Déjà le 17 mai 2012, le Ministre de l’Education Nationale annonçait la réforme des rythmes scolaires. Cette réforme mettra à la charge des communes des dépenses nouvelles liées au temps périscolaire estimées à 600 millions d’euros et à la charge des départements des dépenses liées aux transports des élèves estimées entre 70 et 120 millions d’euros. Les compensations prévues sont aujourd’hui soit largement insuffisantes, concernant les communes, soit totalement inexistantes, concernant les départements.

De la même manière le 11 décembre 2012, le Premier Ministre déclarait ex abrupto que le Revenu de Solidarité Active serait revalorisé de 10% sur cinq ans sans donner d’indication sur qui aurait à supporter la hausse induite de 1 milliard d’euros du coût de cette allocation.

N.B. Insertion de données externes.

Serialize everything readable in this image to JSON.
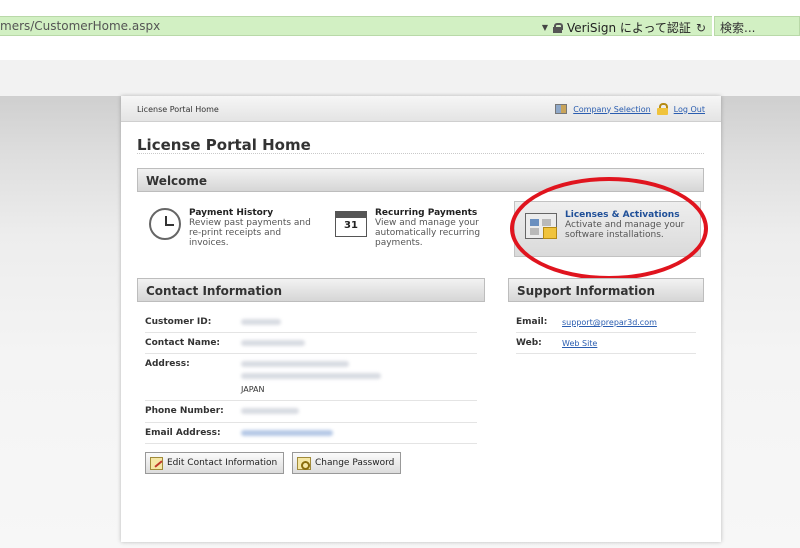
{
  "browser": {
    "url": "mers/CustomerHome.aspx",
    "cert_label": "VeriSign によって認証",
    "search_placeholder": "検索..."
  },
  "portal": {
    "breadcrumb": "License Portal Home",
    "company_selection": "Company Selection",
    "log_out": "Log Out",
    "title": "License Portal Home"
  },
  "welcome": {
    "heading": "Welcome",
    "items": [
      {
        "title": "Payment History",
        "desc": "Review past payments and re-print receipts and invoices.",
        "icon": "clock-icon"
      },
      {
        "title": "Recurring Payments",
        "desc": "View and manage your automatically recurring payments.",
        "icon": "calendar-icon",
        "icon_text": "31"
      },
      {
        "title": "Licenses & Activations",
        "desc": "Activate and manage your software installations.",
        "icon": "license-icon"
      }
    ]
  },
  "contact": {
    "heading": "Contact Information",
    "customer_id_label": "Customer ID:",
    "contact_name_label": "Contact Name:",
    "address_label": "Address:",
    "address_country": "JAPAN",
    "phone_label": "Phone Number:",
    "email_label": "Email Address:",
    "edit_button": "Edit Contact Information",
    "change_password_button": "Change Password"
  },
  "support": {
    "heading": "Support Information",
    "email_label": "Email:",
    "email_value": "support@prepar3d.com",
    "web_label": "Web:",
    "web_value": "Web Site"
  },
  "colors": {
    "address_bar": "#d2f0c3",
    "link": "#2a5db0",
    "highlight_title": "#1f4f98",
    "annotation_ring": "#e0141e"
  }
}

Or, en 2012, l’écart entre les dépenses des Conseils généraux, qui versent le RSA, et les recettes que l’Etat leur affectait pour ce faire, s’approchait de 1,7 milliards d’euros, soit une augmentation de 300 millions d’euros par rapport à 2011.

Quand on sait que près de 75% de l’investissement public est porté par les collectivités locales, on ne peut que s’interroger sur le bien-fondé des décisions du Gouvernement et sur leur impact direct sur l’économie et l’emploi en France. 

Pour Arnaud Bazin, qui en sa qualité de Président du Conseil général du Val d’Oise souhaite faire entendre la voix de son département, « l’effort national de diminution des déficits publics est tout à fait justifié, il est de toute façon incontournable et il doit en priorité s’établir par la diminution des dépenses de fonctionnement pour préserver les investissements d’avenir, tout en maintenant des taux de prélèvements obligatoires raisonnables. J’inscris d’ailleurs totalement l’action du Conseil général du Val d’Oise dans ce schéma ».

« Pour parvenir à cet objectif, ajoute Arnaud Bazin, je souhaiterais que l’on mette a minima de la cohérence dans le cadre général. Que le Gouvernement taille à la hache dans les recettes des collectivités, elles en prendront acte sans plaisir. Mais que dans le même temps certains ministres construisent leur action en faisant porter des engagements de dépenses nouvelles sur ces mêmes collectivités, voilà qui est parfaitement incohérent et pour tout dire insupportable ». 

Selon le Président du Conseil général, « Les collectivités sont des partenaires qui demandent à être respectés et n’ont pas vocation à être les faire-valoir de la communication gouvernementale. Il serait dommage que le « Pacte de Confiance » entre l’Etat et les collectivités promis par le Président de la République (cf l’engagement 54 du candidat Hollande)  soit rompu avant même d’avoir été signé ».

« Aujourd’hui, et si j’en juge par les nombreuses réactions négatives des associations nationales des collectivités locales, droite et gauche confondues, je crois que ce sentiment est assez largement partagé », conclut Arnaud Bazin.